Per interview on 5/14/25 at 9:27 a.m., registered nurse (RN)-E would expect staff to follow [transmission-based] precaution signs posted on the resident's doorway. When asked if staff would be expected to don full PPE of gown and gloves for a resident room identified as having contact precautions to deliver meal trays, RN-E stated if staff were not expecting to come into contact with a resident for cares, they would not need to don full PPE. During the interview, RN-E and surveyor reviewed the Center for Disease Control (CDC)'s recommendations for Transmission-Based Precautions dated 4/3/24, which indicated, Wear gown and gloves for all interactions that may involve contact with the patient or the patient's environment. Donning PPE upon room entry and properly discarding before exiting the patient room is done to contain pathogens. Additionally, RN-E and the surveyor reviewed the CDC's Contact Precautions signage, which indicated, providers and staff must also: put on gloves before room entry. Discard gloves before room exit. Put on gown before room entry. Discard gown before room exit. RN-E acknowledged there was confusion among staff with TBP and requested to speak with the facility's infection preventionist (IP) to clarify. RN-E stated the expectation was staff follow the CDC's recommendations for precautions.
Per interview on 5/15/25 at 12:38 p.m. with the director of nursing (DON), staff were expected to follow the signage on a resident's door as it related to TBP. The DON stated if staff were unsure what PPE to wear or had questions about in what situations they needed to wear PPE, they knew they could ask either the DON or the IP.
Per facility policy titled Contact Precautions last revised 9/23, contact precautions were used to prevent nosocomial spread of organisms that could be transmitted by direct resident contact or indirect contact of environmental surfaces or contaminated resident care equipment. The policy directed staff to perform the following steps for appropriate contact precaution procedure:
1. Hand Hygiene is done prior to donning PPE.

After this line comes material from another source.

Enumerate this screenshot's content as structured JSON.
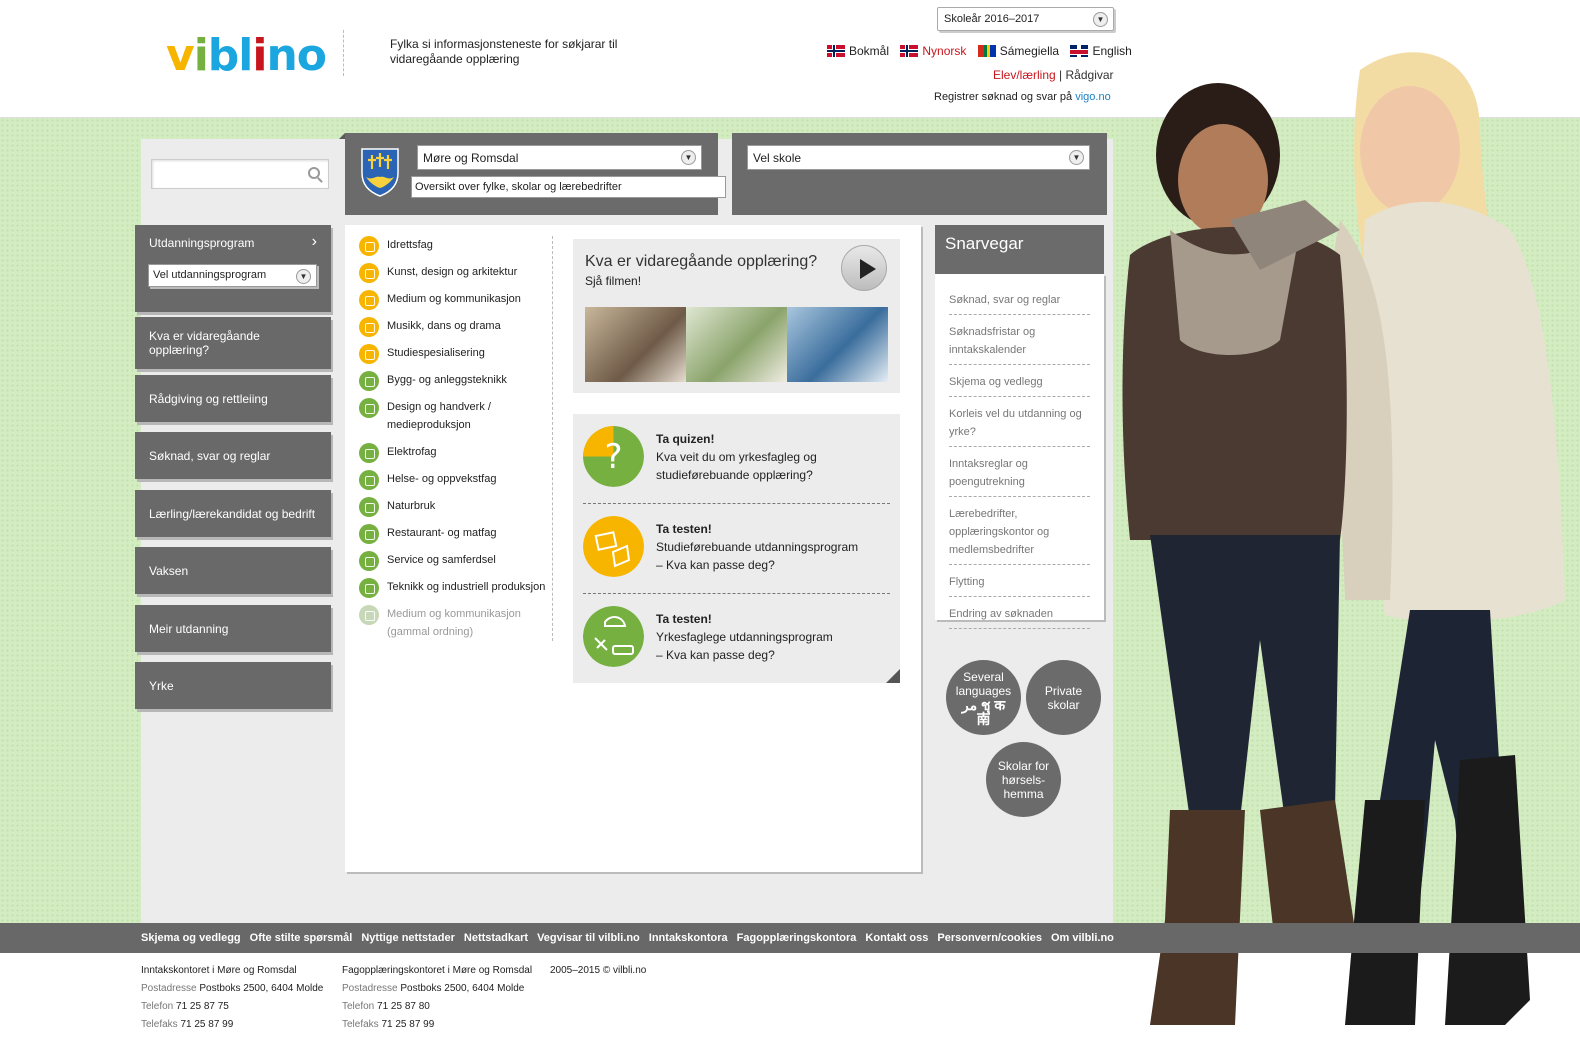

2. PPE is donned prior to entering room. A gown and gloves are needed upon entering room.
3. Change gown and gloves between residents even if only one resident is on Contact Precautions.
4. Use of masks, eye protection and face shields is not routinely part of contact precautions, however, just as with Standard Precautions, these items are own during resident care activities that are likely to create splashes or sprays of blood, bodily fluid, secretions, and excretions.
5. Hand hygiene is performed between glove changes and when removing gloves.
Furthermore, the policy directed associates to practice hand hygiene and don gown and gloves before entering and remove gown and gloves prior to exiting room per CDC guidelines. Hand Hygiene must occur once PPE is removed.